To the ancients, a sculptor was an artisan rather than an artiste. It is not surprising, therefore, that patrons and sculptors could applaud the technical execution of the work — what was called its techne — while paying little homage to the original artist responsible for conceiving the image … to the ancients, it would seem, a miniature copy was a copy, and a copy was simply a statue.

With the advent of casts and more recently 3D printing, the artistry around the creation of copies has been largely eliminated. Mechanized reproduction dehumanizes the process and rarely warrants a human signature. Reproduction used to be seen as an art form, and yet today we stigmatize it as derivative.

A final medium to be signed in our transition from antiquity to the Middle Ages is the codex, which became more popular as a format for reading in the first centuries CE. Although illustrated papyri existed as far back as ancient Egypt, the art of book illumination took off in the late Roman Empire into the Middle Ages. And yet the illuminator’s signature was uncommon early on. A small notation by an illuminator, “Adelricus Fecit Me” (“Adelricus made me”), is hidden in white ink on a 9th-century CE mask cabinet depicted in a manuscript copy of the Roman playwright Terence, but only a handful of illuminators from this time are known by individual names.
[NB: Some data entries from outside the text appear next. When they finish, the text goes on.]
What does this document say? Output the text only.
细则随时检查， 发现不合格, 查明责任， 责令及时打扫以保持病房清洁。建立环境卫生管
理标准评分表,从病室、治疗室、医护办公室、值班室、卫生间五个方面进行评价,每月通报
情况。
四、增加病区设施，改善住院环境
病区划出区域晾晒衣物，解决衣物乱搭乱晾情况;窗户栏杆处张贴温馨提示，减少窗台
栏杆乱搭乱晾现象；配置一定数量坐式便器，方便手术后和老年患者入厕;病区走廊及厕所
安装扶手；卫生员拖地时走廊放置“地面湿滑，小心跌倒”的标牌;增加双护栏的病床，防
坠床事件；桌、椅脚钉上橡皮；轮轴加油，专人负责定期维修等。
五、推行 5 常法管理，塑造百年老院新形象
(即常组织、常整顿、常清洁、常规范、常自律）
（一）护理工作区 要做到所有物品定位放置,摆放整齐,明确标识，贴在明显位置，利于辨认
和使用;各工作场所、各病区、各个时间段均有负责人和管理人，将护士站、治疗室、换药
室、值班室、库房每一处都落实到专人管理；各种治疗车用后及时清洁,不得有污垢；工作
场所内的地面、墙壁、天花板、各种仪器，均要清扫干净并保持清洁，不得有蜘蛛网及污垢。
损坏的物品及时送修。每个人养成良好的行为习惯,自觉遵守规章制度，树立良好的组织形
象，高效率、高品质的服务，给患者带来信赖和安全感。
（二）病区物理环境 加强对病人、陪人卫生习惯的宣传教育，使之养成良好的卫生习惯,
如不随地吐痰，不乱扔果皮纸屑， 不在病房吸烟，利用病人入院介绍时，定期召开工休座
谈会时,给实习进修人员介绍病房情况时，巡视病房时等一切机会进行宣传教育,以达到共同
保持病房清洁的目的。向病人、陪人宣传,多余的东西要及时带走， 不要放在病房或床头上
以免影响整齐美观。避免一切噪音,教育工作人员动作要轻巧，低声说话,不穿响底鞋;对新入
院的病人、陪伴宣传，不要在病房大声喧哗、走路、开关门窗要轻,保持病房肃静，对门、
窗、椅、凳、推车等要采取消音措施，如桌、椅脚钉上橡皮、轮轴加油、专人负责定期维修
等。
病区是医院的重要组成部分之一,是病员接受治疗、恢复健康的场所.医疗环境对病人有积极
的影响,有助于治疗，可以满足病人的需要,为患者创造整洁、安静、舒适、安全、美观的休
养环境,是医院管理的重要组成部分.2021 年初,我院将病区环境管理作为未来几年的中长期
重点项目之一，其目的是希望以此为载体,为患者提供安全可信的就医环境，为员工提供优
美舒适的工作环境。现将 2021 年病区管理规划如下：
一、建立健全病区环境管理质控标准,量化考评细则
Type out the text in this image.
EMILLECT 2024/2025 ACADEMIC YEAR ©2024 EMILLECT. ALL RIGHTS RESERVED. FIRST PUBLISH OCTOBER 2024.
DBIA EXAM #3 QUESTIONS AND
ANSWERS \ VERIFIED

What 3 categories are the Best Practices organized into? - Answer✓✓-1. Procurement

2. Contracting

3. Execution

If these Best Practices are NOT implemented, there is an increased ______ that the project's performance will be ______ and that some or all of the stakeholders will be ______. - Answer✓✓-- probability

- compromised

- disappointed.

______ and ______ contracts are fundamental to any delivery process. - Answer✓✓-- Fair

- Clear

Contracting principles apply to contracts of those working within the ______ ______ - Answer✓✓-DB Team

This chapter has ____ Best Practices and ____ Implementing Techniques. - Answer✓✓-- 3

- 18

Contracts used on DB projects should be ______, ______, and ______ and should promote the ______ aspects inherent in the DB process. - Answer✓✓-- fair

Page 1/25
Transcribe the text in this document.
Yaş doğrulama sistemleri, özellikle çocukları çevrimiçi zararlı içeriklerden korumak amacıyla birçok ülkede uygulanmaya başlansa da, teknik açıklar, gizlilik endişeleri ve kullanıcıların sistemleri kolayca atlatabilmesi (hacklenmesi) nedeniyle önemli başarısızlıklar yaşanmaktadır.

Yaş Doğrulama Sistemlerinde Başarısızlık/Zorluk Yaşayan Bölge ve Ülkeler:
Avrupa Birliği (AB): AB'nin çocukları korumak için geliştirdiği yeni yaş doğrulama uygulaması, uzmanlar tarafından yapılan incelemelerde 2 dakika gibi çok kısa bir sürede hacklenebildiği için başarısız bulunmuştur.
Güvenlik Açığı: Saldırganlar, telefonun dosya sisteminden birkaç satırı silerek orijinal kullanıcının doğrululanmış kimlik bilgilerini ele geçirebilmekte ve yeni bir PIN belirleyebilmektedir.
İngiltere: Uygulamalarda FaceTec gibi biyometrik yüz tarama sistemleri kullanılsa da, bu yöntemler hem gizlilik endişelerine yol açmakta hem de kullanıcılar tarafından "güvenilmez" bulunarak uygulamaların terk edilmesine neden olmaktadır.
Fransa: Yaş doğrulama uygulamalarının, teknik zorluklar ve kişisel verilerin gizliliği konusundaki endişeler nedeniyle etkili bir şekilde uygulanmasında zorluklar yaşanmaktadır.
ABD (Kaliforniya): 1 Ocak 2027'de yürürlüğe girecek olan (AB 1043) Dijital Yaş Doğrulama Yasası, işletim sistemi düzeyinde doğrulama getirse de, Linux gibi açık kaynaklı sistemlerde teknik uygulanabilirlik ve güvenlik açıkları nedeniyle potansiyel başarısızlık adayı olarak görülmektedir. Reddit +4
Why might this be? Eric Ensley, a curator of rare books and maps and the University of Iowa, noted to Hyperallergic that most illuminators operated within a workshop setting called a scriptorium. They often did not sign their works in the early Middles Ages, although in the Eastern Mediterranean signatures as a way of proving a document’s authenticity were more popular. And thus this preoccupation with naming may reveal the modern desire to identify “masters.” As Ensley states, “it is a form of connoisseurship; we want to name them as masters. But If you are working in a medieval scriptorium, you have a team of illuminators working together to create a book.” Historians such as Béatrice Fraenkel have reconstructed the histories of the signature, and assert that the “onomastic act” of signing one’s name on a book — as artist and as owner — would proliferate into the High Middle Ages.

The artist signature was and is an ostentatious act. It had its own form, implications, and meaning in antiquity — all of which we have to understand in the signature’s unique cultural context. The study of these inscriptions on marble or parchment, or etched into onyx, also reveals something about our current moment. They cast into relief the deep modern fixation with the notion of authenticity and the value placed on singularity, in a way that might be distinctly foreign to many ancient art collectors or to those who perused art in the great villas, gardens, and quasi-museums of antiquity. All value is, at the end of the day, a human construction. Maybe the worth of an ancient signature lies not in using it to classify the “master” artists of the past, but simply to appreciate the pride with which many artists used the name to claim their work.